Performance of indices since April 2015
Source: FE Analytics
Markets have bounced back to a degree over the last few weeks with many indices posting strong gains, but Stout expects further pain for large parts of the equity market given the high valuations still on offer.
However, the experienced global manager says investors can afford to be positive on certain areas.
“The largest quarterly decline in global equity markets for over four years in the quarter just ended has left many investors somewhat shocked and stunned at the ferocity of stock movements,” Stout (pictured) said.
“They shouldn’t be. Precarious fundamentals have prevailed for some considerable time now and investor complacency has undoubtedly escalated in line with asset prices.”
“Whilst numerous equity markets arguably remain very stretched relative to historic valuations, some sectors such as energy and commodities are becoming increasingly attractive as widespread revulsion towards them intensifies.”
He added: “Selective opportunities will continue to be exploited from a long-term perspective.”
Energy stocks have certainly borne the brunt of the recent volatility in markets.
The oil price, for example, has more than halved since January 2014 and currently stands at $47 a barrel. While it rallied strongly from its lows in the first part of 2015, China’s slowing growth and the agreement with Iran has seen it fall 30 per cent since May.
This has severely hindered the shares of energy companies as investors have begun to question their future profitability if the oil price were to stay below the $70 a barrel level for an extended period of time.
According to FE Analytics, for example, the FTSE All Share Oil & Gas Producers index is down 7.18 per cent year to date compared to a 2.88 per cent gain from the wider UK equity market.
Performance of indices in 2015
Source: FE Analytics
Of course, those falls haven’t been limited to UK oil companies and therefore Stout started upping his exposure to the sector in late September – over which time energy stocks have rallied back strongly.
“Further cash was raised from the large position in ASUR, with the proceeds reinvested in Total, the French integrated energy supplier,” Stout said in his latest note to investors.
Stout’s largest equity weightings are still to classic defensive companies such as British American Tobacco, Unilever Indonesia, Taiwan Mobile and Roche. However, he now holds 4.1 per cent across Total and Royal Dutch Shell.
Stout has managed his closed-ended fund since June 2004, over which time it has been the best performing IT Global Equity Income trust with returns of 277.56 per cent. Its composite benchmark – FTSE World ex UK and FTSE World UK 60/40 split – has made 146.72 per cent over the period.
Performance of trust versus sector and index under Stout
Source: FE Analytics
While it is still considerably outperforming on a 10-year view, the trust is down against its benchmark and sitting in the bottom quartile over one, three and five years.
There have been a number of reasons for this. Not only has the manager been defensively positioned, he has maintained a high weighting to both emerging market debt and equity which has severely hindered returns.
That poor NAV performance has led to a widening discount as investors have sold their shares and looked for other options.

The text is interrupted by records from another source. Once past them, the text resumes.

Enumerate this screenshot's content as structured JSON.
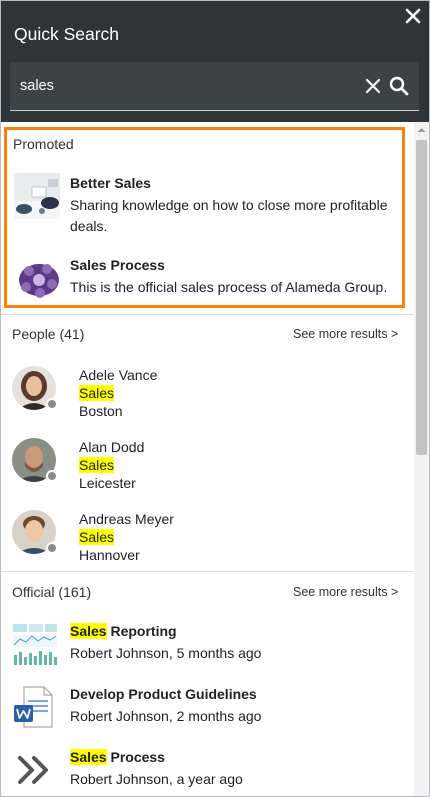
{
  "header": {
    "title": "Quick Search",
    "close_icon": "close-icon"
  },
  "search": {
    "value": "sales",
    "clear_icon": "clear-icon",
    "search_icon": "search-icon"
  },
  "promoted": {
    "label": "Promoted",
    "items": [
      {
        "title": "Better Sales",
        "description": "Sharing knowledge on how to close more profitable deals.",
        "thumb": "meeting-photo"
      },
      {
        "title": "Sales Process",
        "description": "This is the official sales process of Alameda Group.",
        "thumb": "process-diagram"
      }
    ]
  },
  "people": {
    "label": "People (41)",
    "see_more": "See more results >",
    "items": [
      {
        "name": "Adele Vance",
        "department": "Sales",
        "location": "Boston"
      },
      {
        "name": "Alan Dodd",
        "department": "Sales",
        "location": "Leicester"
      },
      {
        "name": "Andreas Meyer",
        "department": "Sales",
        "location": "Hannover"
      }
    ]
  },
  "official": {
    "label": "Official (161)",
    "see_more": "See more results >",
    "items": [
      {
        "title_highlight": "Sales",
        "title_rest": " Reporting",
        "meta": "Robert Johnson, 5 months ago",
        "thumb": "report-thumbnail"
      },
      {
        "title_highlight": "",
        "title_rest": "Develop Product Guidelines",
        "meta": "Robert Johnson, 2 months ago",
        "thumb": "word-document-icon"
      },
      {
        "title_highlight": "Sales",
        "title_rest": " Process",
        "meta": "Robert Johnson, a year ago",
        "thumb": "double-chevron-icon"
      }
    ]
  },
  "colors": {
    "header_bg": "#2f3439",
    "promoted_border": "#ff7f0a",
    "highlight": "#ffff00"
  }
}
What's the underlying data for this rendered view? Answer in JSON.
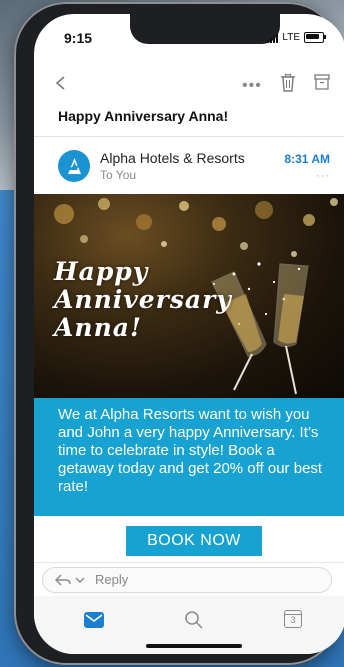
{
  "status": {
    "time": "9:15",
    "network": "LTE"
  },
  "toolbar": {
    "more": "•••"
  },
  "email": {
    "subject": "Happy Anniversary Anna!",
    "sender": "Alpha Hotels & Resorts",
    "to": "To You",
    "time": "8:31 AM",
    "sender_more": "···"
  },
  "banner": {
    "line1": "Happy",
    "line2": "Anniversary",
    "line3": "Anna!"
  },
  "promo": {
    "text": "We at Alpha Resorts want to wish you and John a very happy Anniversary. It’s time to celebrate in style! Book a getaway today and get 20% off our best rate!"
  },
  "cta": {
    "label": "BOOK NOW"
  },
  "reply": {
    "label": "Reply"
  },
  "tabbar": {
    "calendar_day": "3"
  },
  "colors": {
    "accent": "#17a2d1",
    "link_blue": "#1b7fd0",
    "avatar": "#1b92d2"
  },
  "icons": [
    "back-icon",
    "more-icon",
    "trash-icon",
    "archive-icon",
    "avatar-logo-icon",
    "reply-icon",
    "chevron-down-icon",
    "mail-icon",
    "search-icon",
    "calendar-icon"
  ]
}
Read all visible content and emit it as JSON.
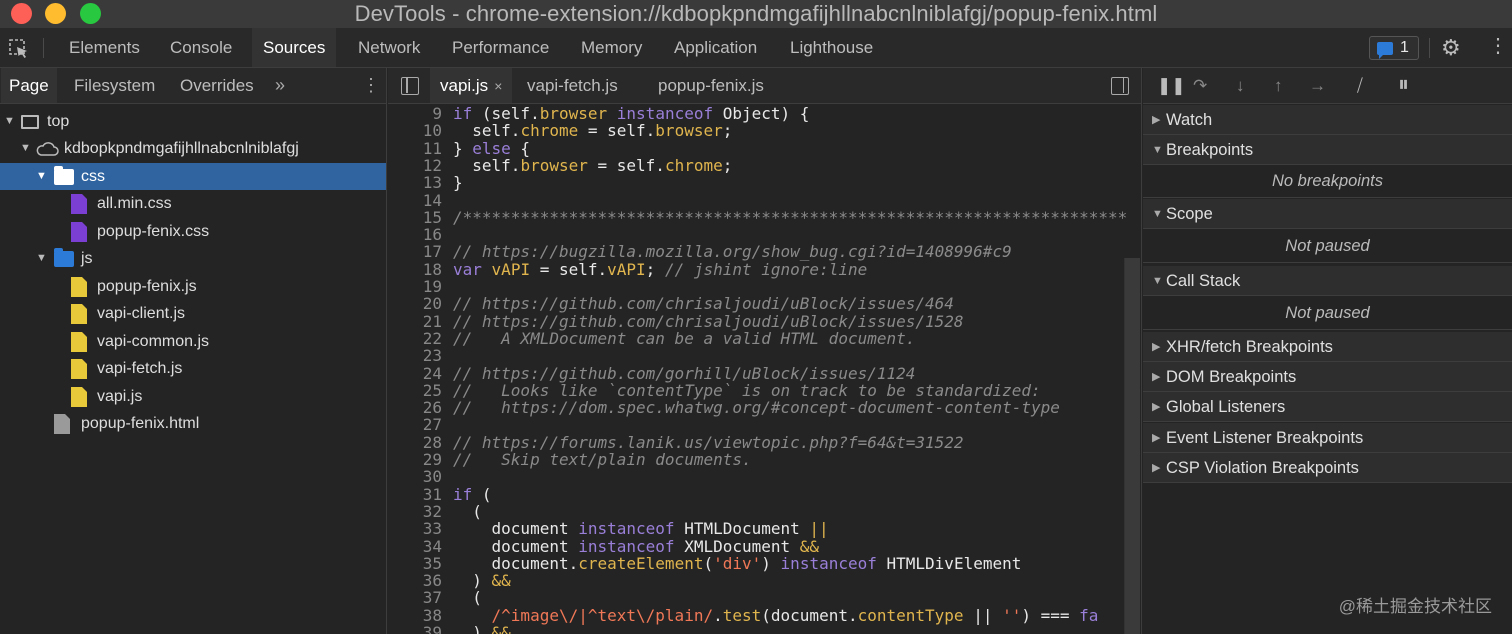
{
  "window": {
    "title": "DevTools - chrome-extension://kdbopkpndmgafijhllnabcnlniblafgj/popup-fenix.html"
  },
  "main_tabs": [
    "Elements",
    "Console",
    "Sources",
    "Network",
    "Performance",
    "Memory",
    "Application",
    "Lighthouse"
  ],
  "main_tabs_active": "Sources",
  "issues_count": "1",
  "navigator": {
    "tabs": [
      "Page",
      "Filesystem",
      "Overrides"
    ],
    "more": "»",
    "tree": [
      {
        "label": "top",
        "icon": "frame-icon",
        "expanded": true
      },
      {
        "label": "kdbopkpndmgafijhllnabcnlniblafgj",
        "icon": "cloud-icon",
        "expanded": true
      },
      {
        "label": "css",
        "icon": "folder-icon",
        "expanded": true,
        "selected": true
      },
      {
        "label": "all.min.css",
        "icon": "css-file-icon"
      },
      {
        "label": "popup-fenix.css",
        "icon": "css-file-icon"
      },
      {
        "label": "js",
        "icon": "folder-icon",
        "expanded": true
      },
      {
        "label": "popup-fenix.js",
        "icon": "js-file-icon"
      },
      {
        "label": "vapi-client.js",
        "icon": "js-file-icon"
      },
      {
        "label": "vapi-common.js",
        "icon": "js-file-icon"
      },
      {
        "label": "vapi-fetch.js",
        "icon": "js-file-icon"
      },
      {
        "label": "vapi.js",
        "icon": "js-file-icon"
      },
      {
        "label": "popup-fenix.html",
        "icon": "html-file-icon"
      }
    ]
  },
  "editor": {
    "tabs": [
      {
        "label": "vapi.js",
        "active": true,
        "closable": true,
        "close": "×"
      },
      {
        "label": "vapi-fetch.js"
      },
      {
        "label": "popup-fenix.js"
      }
    ],
    "code_lines": [
      {
        "n": "9",
        "html": "<span class='k'>if</span> (self.<span class='p'>browser</span> <span class='k'>instanceof</span> Object) {"
      },
      {
        "n": "10",
        "html": "  self.<span class='p'>chrome</span> = self.<span class='p'>browser</span>;"
      },
      {
        "n": "11",
        "html": "} <span class='k'>else</span> {"
      },
      {
        "n": "12",
        "html": "  self.<span class='p'>browser</span> = self.<span class='p'>chrome</span>;"
      },
      {
        "n": "13",
        "html": "}"
      },
      {
        "n": "14",
        "html": ""
      },
      {
        "n": "15",
        "html": "<span class='c'>/*****************************************************************************</span>"
      },
      {
        "n": "16",
        "html": ""
      },
      {
        "n": "17",
        "html": "<span class='c'>// https://bugzilla.mozilla.org/show_bug.cgi?id=1408996#c9</span>"
      },
      {
        "n": "18",
        "html": "<span class='k'>var</span> <span class='p'>vAPI</span> = self.<span class='p'>vAPI</span>; <span class='c'>// jshint ignore:line</span>"
      },
      {
        "n": "19",
        "html": ""
      },
      {
        "n": "20",
        "html": "<span class='c'>// https://github.com/chrisaljoudi/uBlock/issues/464</span>"
      },
      {
        "n": "21",
        "html": "<span class='c'>// https://github.com/chrisaljoudi/uBlock/issues/1528</span>"
      },
      {
        "n": "22",
        "html": "<span class='c'>//   A XMLDocument can be a valid HTML document.</span>"
      },
      {
        "n": "23",
        "html": ""
      },
      {
        "n": "24",
        "html": "<span class='c'>// https://github.com/gorhill/uBlock/issues/1124</span>"
      },
      {
        "n": "25",
        "html": "<span class='c'>//   Looks like `contentType` is on track to be standardized:</span>"
      },
      {
        "n": "26",
        "html": "<span class='c'>//   https://dom.spec.whatwg.org/#concept-document-content-type</span>"
      },
      {
        "n": "27",
        "html": ""
      },
      {
        "n": "28",
        "html": "<span class='c'>// https://forums.lanik.us/viewtopic.php?f=64&amp;t=31522</span>"
      },
      {
        "n": "29",
        "html": "<span class='c'>//   Skip text/plain documents.</span>"
      },
      {
        "n": "30",
        "html": ""
      },
      {
        "n": "31",
        "html": "<span class='k'>if</span> ("
      },
      {
        "n": "32",
        "html": "  ("
      },
      {
        "n": "33",
        "html": "    document <span class='k'>instanceof</span> HTMLDocument <span class='p'>||</span>"
      },
      {
        "n": "34",
        "html": "    document <span class='k'>instanceof</span> XMLDocument <span class='p'>&amp;&amp;</span>"
      },
      {
        "n": "35",
        "html": "    document.<span class='p'>createElement</span>(<span class='s'>'div'</span>) <span class='k'>instanceof</span> HTMLDivElement"
      },
      {
        "n": "36",
        "html": "  ) <span class='p'>&amp;&amp;</span>"
      },
      {
        "n": "37",
        "html": "  ("
      },
      {
        "n": "38",
        "html": "    <span class='r'>/^image\\/|^text\\/plain/</span>.<span class='p'>test</span>(document.<span class='p'>contentType</span> || <span class='s'>''</span>) === <span class='k'>fa</span>"
      },
      {
        "n": "39",
        "html": "  ) <span class='p'>&amp;&amp;</span>"
      }
    ]
  },
  "debugger": {
    "sections": [
      {
        "label": "Watch",
        "expanded": false
      },
      {
        "label": "Breakpoints",
        "expanded": true,
        "info": "No breakpoints"
      },
      {
        "label": "Scope",
        "expanded": true,
        "info": "Not paused"
      },
      {
        "label": "Call Stack",
        "expanded": true,
        "info": "Not paused"
      },
      {
        "label": "XHR/fetch Breakpoints",
        "expanded": false
      },
      {
        "label": "DOM Breakpoints",
        "expanded": false
      },
      {
        "label": "Global Listeners",
        "expanded": false
      },
      {
        "label": "Event Listener Breakpoints",
        "expanded": false
      },
      {
        "label": "CSP Violation Breakpoints",
        "expanded": false
      }
    ]
  },
  "watermark": "@稀土掘金技术社区",
  "colors": {
    "selection": "#2f64a0",
    "keyword": "#9a7fd8",
    "property": "#e0b54e",
    "string": "#f07857",
    "css_file": "#7b3fd4",
    "js_file": "#e8c93a",
    "folder": "#2d7bd8"
  }
}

All told the trust (which had traded on a 9 per cent premium) is now on a 2.6 per cent premium – though it had been far worse earlier last month when the shares went out to a 5 per cent discount to NAV.
Murray International’s discount/premium over 5yrs
Source: FE Analytics
This widening discount and falling NAV has led to the trust’s current 5.4 per cent yield. In a recent FE Trustnet, Stifel analysts Iain Scouller, Maarten Freeriks and Anthony Stern said it was sustainable and therefore added that now is a buying opportunity.
“Murray International has had a tough year, with the NAV total down 7 per cent and an 18 per cent fall in the share price (capital only) compared with a 7 per cent fall in the sector average over the same period. However, this decline has resulted in an increase in the dividend yield to an attractive 5.4 per cent.”
The team at Numis also recommended the trust last week and the premium has already started to widen.
“We believe the best time to buy a manager with a strong long-term track record is often after a period of underperformance.”
“At times the fund has traded on premiums in excess of 10 per cent, meaning that we have been wary of recommending the fund, but it is currently trading on a 1.4 per cent discount and we believe it is attractive for income investors.”
Murray International has gearing of 16 per cent and ongoing charges of 0.73 per cent.